L’APNQL et le Conseil en Éducation des Premières Nations (CEPN) déposeront jeudi une demande de contrôle judiciaire pour contester la Loi sur la langue officielle et commune du Québec, aussi appelée loi 96, devant la Cour supérieure du Québec. Selon les Premières Nations, cette nouvelle mouture de la loi 101 contrevient à leurs « droits ancestraux » en matière d’éducation.

« S’il n’y a pas d’écoute au niveau politique […] bien on est forcé en dernier recours d’aller devant les tribunaux. C’est le geste que nous posons après une mûre réflexion », a affirmé le chef de l’APNQL, Ghislain Picard, en entrevue. « On comprend que c’est gros, mais en même temps, ce n’est pas plus gros que l’importance que nous attachons à la question de la réussite éducative pour nos jeunes », a-t-il ajouté.

La demande de contrôle vise une dizaine d’articles de la nouvelle loi caquiste. Selon les chefs autochtones, les dispositions visées « renforcent, perpétuent de façon injustifiée et accentuent les disparités déjà existantes en matière d’éducation en plus de nuire aux efforts de réappropriation » des langues.

Une barrière pour les élèves autochtones

Le principal point en litige est que la loi 96 oblige les élèves des cégeps anglophones à suivre trois cours enseignés en français pendant leurs études collégiales. Ceux qui n’ont pas la capacité de le faire peuvent plutôt suivre trois cours de français. On vient alors ajouter une « barrière » pour les élèves autochtones des communautés où l’anglais est parlé.

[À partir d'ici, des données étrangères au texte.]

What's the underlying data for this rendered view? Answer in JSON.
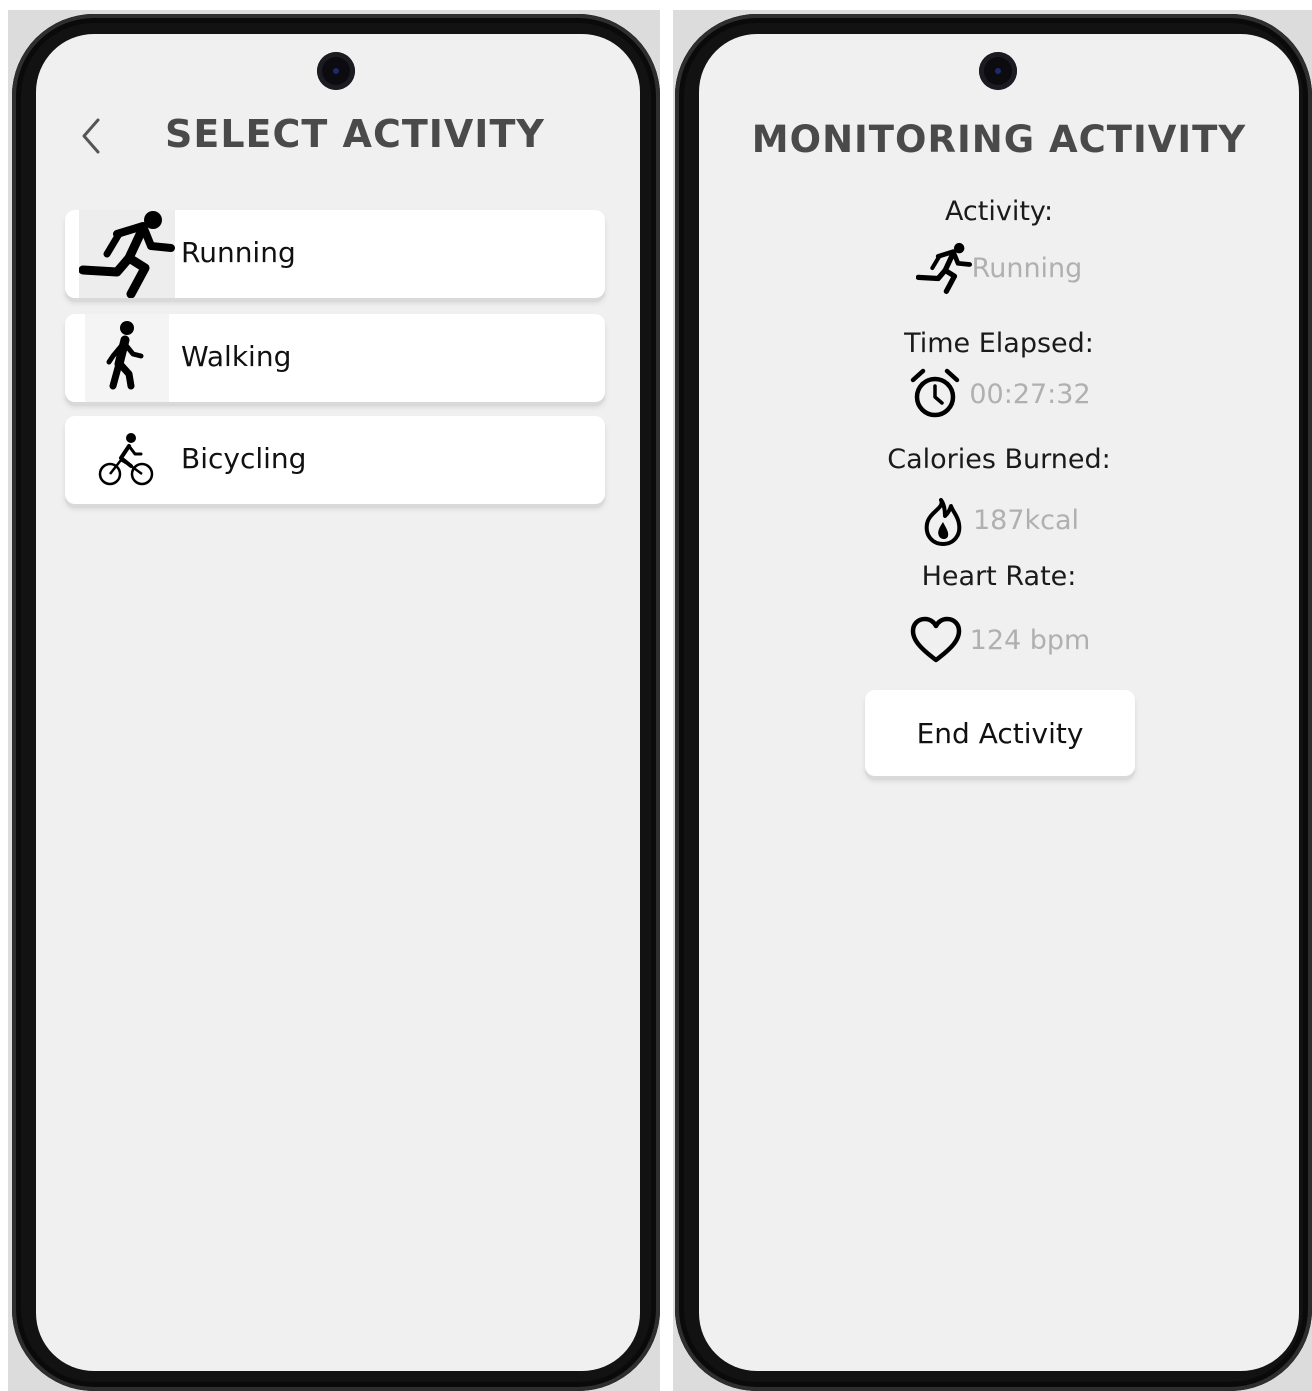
{
  "select_screen": {
    "title": "SELECT ACTIVITY",
    "back_icon": "chevron-left-icon",
    "activities": [
      {
        "label": "Running",
        "icon": "running-icon"
      },
      {
        "label": "Walking",
        "icon": "walking-icon"
      },
      {
        "label": "Bicycling",
        "icon": "bicycling-icon"
      }
    ]
  },
  "monitor_screen": {
    "title": "MONITORING ACTIVITY",
    "activity": {
      "label": "Activity:",
      "value": "Running",
      "icon": "running-icon"
    },
    "time_elapsed": {
      "label": "Time Elapsed:",
      "value": "00:27:32",
      "icon": "alarm-clock-icon"
    },
    "calories": {
      "label": "Calories Burned:",
      "value": "187kcal",
      "icon": "flame-icon"
    },
    "heart_rate": {
      "label": "Heart Rate:",
      "value": "124 bpm",
      "icon": "heart-icon"
    },
    "end_button_label": "End Activity"
  },
  "colors": {
    "screen_background": "#f0f0f0",
    "title_text": "#4a4a4a",
    "muted_value_text": "#b0b0b0",
    "card_background": "#ffffff",
    "phone_frame": "#121212"
  }
}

« Ça vient rendre le mur beaucoup plus haut qu’il l’était déjà avec la loi 101 [pour les élèves autochtones] qui étudient en anglais », illustre le chef de Gesgapegiag, John Martin. Il affirme que les cours de français, même au secondaire, sont déjà difficiles pour les élèves de sa communauté, qui parlent l’anglais et leur langue traditionnelle.

Le chef Picard dit d’ailleurs constater un exode des élèves autochtones « qui font déjà un effort presque surhumain pour retrouver les langues ancestrales » vers les collèges à l’extérieur du Québec.

L’APNQL précise qu’elle ne remet pas en question l’importance de défendre le français, mais explique que « le droit à l’autodétermination et à l’autonomie gouvernementale en éducation est la prérogative des Premières Nations et non celle du gouvernement provincial ».

Les Premières Nations avaient d’abord demandé d’être exemptées de la loi sur la protection de la langue française. Le directeur général du Conseil en Éducation des Premières Nations, Denis Gros-Louis, avait affirmé à l’époque qu’il voyait dans le texte législatif un « génocide culturel »1.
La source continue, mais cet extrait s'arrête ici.